Monday, May 25, 2009

PC Leadership Websites: Let's Sing a Song for Tim

All of a suden, things have gotten very interesting in the Ontario PC leadership race. As detailled on TLS, Tim Hudak appears to have come down with a bad case of front runners syndrome. Weak membership sales, low fundraising numbers, and a growingly hostile press corps have left Hudak on the verge of becoming the next Jim Dinning.

But, on the bright side, he does have a nice website!

Check out reviews of Randy Hillier and Christine Elliott's sites. Also, seems to be the go-to site for PC leadership news.

Tagline: Right for Ontario

Unofficial Tagline: There's no possible way he can lose. Right? Right? RIGHT?!?!!?

Image: Hudak is the only candidate wearing a tie in his banner photo - read into that what you will. The heavenly white light radiating from around his picture may also be a subtle play to evangelical voters...

The Basics: The site has the standard set-up, although I do like the "get involved" box on the right hand side - they've designed the website as a vehicle to get people engaged in the campaign, and it does a good job of encouraging supporters to do that.

Web 2.0: Hudak has at least put some effort into this side of his campaign, with facebook applications, frequent twitter updates, and an online community on his website. They've also been pushing the "text message update" angle of their campaign - I'm not sure how many numbers they'll get, but I do feel it's worth trying these sorts of things.
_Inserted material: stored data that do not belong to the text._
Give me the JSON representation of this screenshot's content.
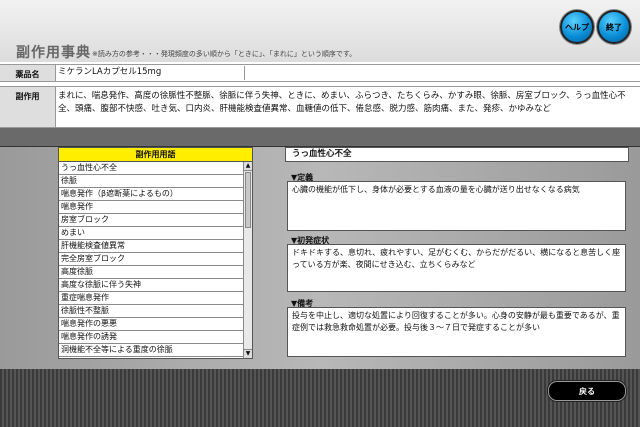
{
  "header": {
    "title": "副作用事典",
    "note": "※読み方の参考・・・発現頻度の多い順から「ときに」、「まれに」という順序です。",
    "help_label": "ヘルプ",
    "exit_label": "終了"
  },
  "drug": {
    "label": "薬品名",
    "value": "ミケランLAカプセル15mg"
  },
  "side_effects": {
    "label": "副作用",
    "value": "まれに、喘息発作、高度の徐脈性不整脈、徐脈に伴う失神、ときに、めまい、ふらつき、たちくらみ、かすみ眼、徐脈、房室ブロック、うっ血性心不全、頭痛、腹部不快感、吐き気、口内炎、肝機能検査値異常、血糖値の低下、倦怠感、脱力感、筋肉痛、また、発疹、かゆみなど"
  },
  "term_list": {
    "header": "副作用用語",
    "items": [
      "うっ血性心不全",
      "徐脈",
      "喘息発作（β遮断薬によるもの）",
      "喘息発作",
      "房室ブロック",
      "めまい",
      "肝機能検査値異常",
      "完全房室ブロック",
      "高度徐脈",
      "高度な徐脈に伴う失神",
      "重症喘息発作",
      "徐脈性不整脈",
      "喘息発作の悪悪",
      "喘息発作の誘発",
      "洞機能不全等による重度の徐脈"
    ]
  },
  "detail": {
    "selected_term": "うっ血性心不全",
    "definition_title": "定義",
    "definition_text": "心臓の機能が低下し、身体が必要とする血液の量を心臓が送り出せなくなる病気",
    "symptoms_title": "初発症状",
    "symptoms_text": "ドキドキする、息切れ、疲れやすい、足がむくむ、からだがだるい、横になると息苦しく座っている方が楽、夜間にせき込む、立ちくらみなど",
    "notes_title": "備考",
    "notes_text": "投与を中止し、適切な処置により回復することが多い。心身の安静が最も重要であるが、重症例では救急救命処置が必要。投与後３〜７日で発症することが多い"
  },
  "footer": {
    "back_label": "戻る"
  },
  "colors": {
    "list_header_bg": "#ffee00",
    "button_blue": "#0a8fd8"
  }
}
Meet Tim: I've never met Tim, and I don't have much against him - he ran a bracketed poll on his website a few years back to find Canada's Greatest Nation, yeah, we're kind of kindred spirits in that respect.

This former Walmart employee (future campaign slogan "everyday low taxes"), was elected as an MPP at the age of 27, and served in Mike Harris' Cabinet. Although not using as many anvils as Randy "common sense" Hillier, Hudak has tried to portray himself as the heir apparent to the Harris legacy, and he has even gotten some help from the former Premier.

Policy: Like many frontrunners, Hudak has been annoyingly cautious in this race, not wanting to step on any toes. And he's starting to suffer from it - when newspapers start using air quotes when mentioning your "vision", it's not a good sign.

There is nothing on his website about what Hudak would do as party leader, other than "unite our party behind a winning conservative plan that can get Ontario working". Well, other than his bold stand against the HST (or, DST, as all the cool kids are calling it these days).

He did come out in favour of dismantling Ontario's Human Rights Tribunals (after Hillier), but that has let Christine Elliott attack him as a supporter of faith-based-funding-the-sequel.

Rating: The campaign may be floundering, but this website is the best of the bunch - 8 out of 10.

Can he win? Hudak has gone from a slam-dunk favourite, to the front runner, to someone with a good chance of winning, in just a few weeks. The leaked membership numbers are not encouraging for Hudak, but when votes are weighted by riding, it becomes more difficult to judge relative strength of the candidates.

Perhaps more alarming for Hudak are the early fundraising numbers. Elliott has raised twice as much cash as him (315k to 154k), and has more total donors (although at 154 to 124, neither one has done a very good job of grass roots fundraising). Those who have followed this blog since the days of Bart Ramson will remember I did first ballot projections back during the 2006 Liberal leadership race, and hit fairly close to the mark. Back in the fall, when I thought we'd have an actual Liberal leadership race again, I dug up the old projections in an effort to tweak the formula, and found that the total number of donors was the best indication of first ballot support - ahead of things like total dollars raised, MP endorsements, ex-officio support, or media attention. Obviously the dynamics of this abbreviated PC race are different, but this isn't a good sign for Tim.

Still, no one will take this contest on the first ballot. So Hudak will need to appeal to Hillier and Klees supporters - as a candidate seen to be right of Elliott he may be able to do just that, but it's always difficult for front runners to generate second ballot support.